On the other hand, the front organisations—activities of such groups are always indicative of the larger intent of fascist forces when their main political wing maintains studied silence—were buzzing in the run-up to D-day, trying to drum up a religious frenzy and a vituperative anti-Muslim campaign. Floods of hateful SMSes. VHP leader Praveen Togadia’s tours and public meetings across the country. Organised chanting of Hanuman chalisa in thousands of temples to invoke the ultimate Rambhakt. Threats from sadhus like Vasudevanand Saraswati of Jyotishpeeth that there could be dire law and order problems following the verdict. VHP leader Ashok Singhal’s statement that the Supreme Court “saved itself” with its go-ahead signal for the verdict, implying the apex court’s judges were being cunning, rather than fair. The pacifism and magnanimity put on after the high court gave a favourable verdict were not much in evidence earlier.

Keeping the BJP at arm’s length from the campaign was a tactic deliberately crafted by the RSS, its purpose clear from sarsanghchalak Mohan Bhagwat’s speech of August 16, more than a month before the scheduled verdict. Launching the Hanuman Shakti Jagaran campaign, he said, in effect: “The country’s powerful community of sants has launched this campaign, in which we must participate for our own selves, not for the sake of any party, institution or organisation. We must all work together as envoys of Ram (the connection to Hanuman was made elsewhere in the speech), so that we may see a grand Ram temple with our eyes.”

Some obvious explanations for the adoption of this tactic come to mind. The RSS has realised that all the political advantage for the BJP in the Ayodhya issue has already been squeezed out. Worse, the communal mobilisation of the 1990s, its failure to pay dividends in the long run, the complacence of the BJP in power, the dilutions it had to make owing to the contingencies of coalition politics—all this caused a linking of the Ayodhya movement to a cynical pursuit of power on part of the BJP, and by extension, the RSS.

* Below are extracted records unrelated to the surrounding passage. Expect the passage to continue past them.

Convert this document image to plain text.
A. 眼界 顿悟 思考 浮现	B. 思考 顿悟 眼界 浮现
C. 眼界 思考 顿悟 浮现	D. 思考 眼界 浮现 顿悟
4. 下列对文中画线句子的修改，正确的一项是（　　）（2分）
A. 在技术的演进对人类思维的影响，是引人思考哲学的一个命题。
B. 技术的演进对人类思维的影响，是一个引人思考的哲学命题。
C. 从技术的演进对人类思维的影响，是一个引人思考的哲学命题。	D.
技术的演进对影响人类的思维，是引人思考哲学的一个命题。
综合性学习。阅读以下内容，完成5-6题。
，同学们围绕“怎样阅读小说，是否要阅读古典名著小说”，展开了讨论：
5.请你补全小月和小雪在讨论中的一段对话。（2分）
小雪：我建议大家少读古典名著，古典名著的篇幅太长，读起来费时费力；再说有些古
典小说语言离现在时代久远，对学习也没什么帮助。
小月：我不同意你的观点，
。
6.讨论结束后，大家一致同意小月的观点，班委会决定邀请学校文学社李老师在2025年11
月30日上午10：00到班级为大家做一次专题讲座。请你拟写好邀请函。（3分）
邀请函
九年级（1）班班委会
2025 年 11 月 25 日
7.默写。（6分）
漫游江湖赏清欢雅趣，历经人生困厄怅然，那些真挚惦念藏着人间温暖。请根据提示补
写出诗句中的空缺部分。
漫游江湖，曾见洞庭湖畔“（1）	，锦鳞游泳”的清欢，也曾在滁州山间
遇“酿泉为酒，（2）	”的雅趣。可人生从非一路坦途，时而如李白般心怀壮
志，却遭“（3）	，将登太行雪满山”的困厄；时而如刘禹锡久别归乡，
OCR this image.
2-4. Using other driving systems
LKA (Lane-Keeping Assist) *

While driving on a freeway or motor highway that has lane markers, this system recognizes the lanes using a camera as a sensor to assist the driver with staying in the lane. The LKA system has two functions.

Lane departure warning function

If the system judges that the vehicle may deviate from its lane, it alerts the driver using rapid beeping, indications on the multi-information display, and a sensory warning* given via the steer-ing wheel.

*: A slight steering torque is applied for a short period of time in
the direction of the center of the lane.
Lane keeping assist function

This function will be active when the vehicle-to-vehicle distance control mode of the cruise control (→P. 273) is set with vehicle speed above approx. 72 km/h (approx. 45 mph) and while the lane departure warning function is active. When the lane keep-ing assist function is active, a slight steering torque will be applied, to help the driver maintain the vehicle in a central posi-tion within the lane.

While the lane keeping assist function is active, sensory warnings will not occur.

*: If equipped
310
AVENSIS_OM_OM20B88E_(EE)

In the eyes of the Sangh leadership, this has been the cause of the dissipation of the intensity of the Ayodhya movement. In addition, the breaking of the law—through hate speeches, rioting, acts amounting to contempt of court—had resulted in long-drawn litigation that sapped the energies of BJP leaders and led to fractiousness in the party. Lastly, all that communal drum-beating had led to the BJP getting trumped even in Uttar Pradesh, where it all began.

The temple issue had been kept alive by the Sangh parivar since 1949, but became a political live wire only in 1989, after the Shah Bano judgement and in the aftermath of the Punjab and Kashmir insurgencies, which created a siege mentality in a section of Hindus that was exploited by the Sangh parivar. It was only after this that the BJP was brought into the picture. The RSS knows well that, as a single issue, Ayodhya doesn’t cut much ice, but as part of a cluster of issues fashioned with a Hindu-communal-nationalistic edge, it might become a useful flashpoint.

So one can be sure that this time around, too, the BJP will be brought into the picture when the RSS decides the opportune moment has arrived. It’s a long game for the RSS, but don’t mistake the symbolism of a campaign evoking Hanuman. Wasn’t he the envoy who left Lanka scorched and gutted? ‘Pseudosecularists’ like me, for whom the Sangh parivar reserves special affection, had better watch out—even if everything seems quiet for the time being.